Minerale addio

Redazione
15/10/2010

  di Rossana Malacart A Maranello, provincia di Modena, ci avevano già pensato prima che la Coop (leggi l’articolo )...

Minerale addio

 

di Rossana Malacart

A Maranello, provincia di Modena, ci avevano già pensato prima che la Coop (leggi l’articolo ) lanciasse la propria campagna a favore dell’acqua del rubinetto.
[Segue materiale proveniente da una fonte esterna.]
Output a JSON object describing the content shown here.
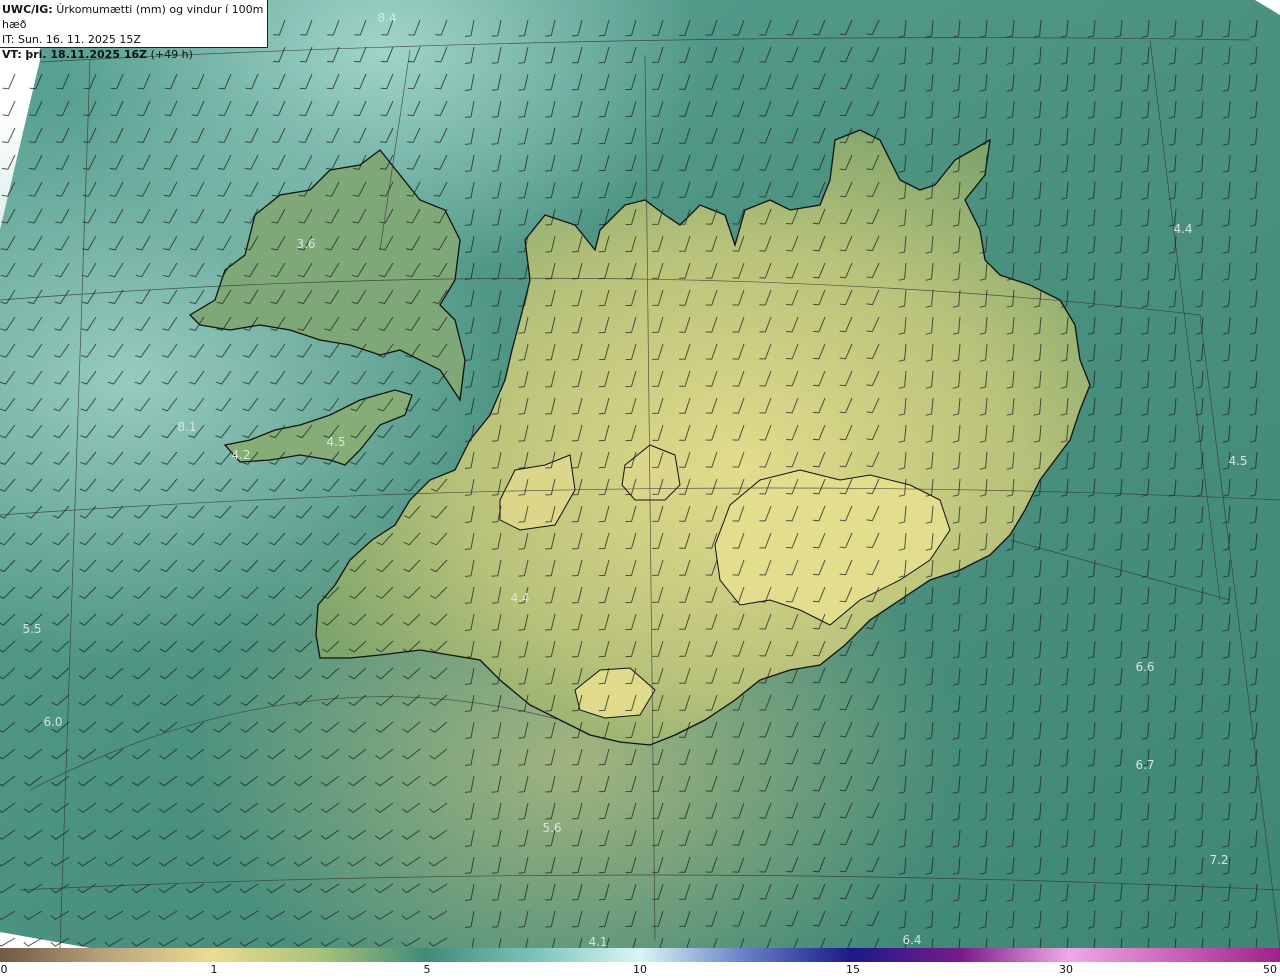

Nel maggio scorso, come ha spiegato a Lettera 43 Lucia Bursi, sindaco del comune emiliano. «L’utilizzo di acqua del rubinetto nelle scuole e nelle mense, al posto della minerale, era previsto per settembre, con l’inizio dell’anno scolastico 2010-2011, ma per problemi di appalti relativi proprio alle mense abbiamo dovuto rimandare a gennaio». Per illustrare le finalità del progetto, risparmio sui costi, ma anche un minor utilizzo di plastica, l’amministrazione comunale aveva organizzato un incontro con i cittadini, dove esperti e pediatri diedero parere favorevole all’iniziativa.
Ma non è bastato. Nei giorni scorsi, infatti, un consigliere di minoranza del comune, Luca Barbolini, ha organizzato un altro incontro pubblico finalizzato a ottenere lo stop del progetto. A sostegno delle proprie posizioni ha invitato un biologo, Massimo Caprani, che si è espresso a favore dell’acqua minerale (è consulente di un’azienda del settore); un medico, Rubens Mattioli,che ha sottolineato come l’utilizzo di acque non minerali per i bambini vada valutato sui singoli soggetti, e il vice presidente regionale del Codacons, Fabio Galli.
Quest’ultimo ha giudicato positiva l’idea di orientarsi all’utilizzo di acqua del rubinetto, contestando però il metodo, ovvero la mancanza di un dialogo con i soggetti coinvolti. Genitori e cittadini sono preoccupati : secondo le analisi relative al primo semestre 2010 e pubblicate sul sito di Hera (la multiutility che eroga il servizio idrico nel comune) l’acqua di Maranello sarebbe tra le peggiori della provincia per residui fissi, nitrati e durezza.
A stretto giro il Comune, che non è stato invitato all’incontro, ha pubblicato un comunicato, ribadendo che parametri dell’acqua pubblica sono ampiamente al disotto dei limiti di legge e che a partire dal prossimo anno sarà perciò utilizzata nelle scuole e negli uffici pubblici del comune emiliano. Ma il fronte del no non intende mollare. Barbolini, spiega di aver ricevuto diversi riscontri positivi. Il suo progetto, ora, è di convincere l’amministrazione a tonare sui propri passi. Forse con un referendum tra i cittadini.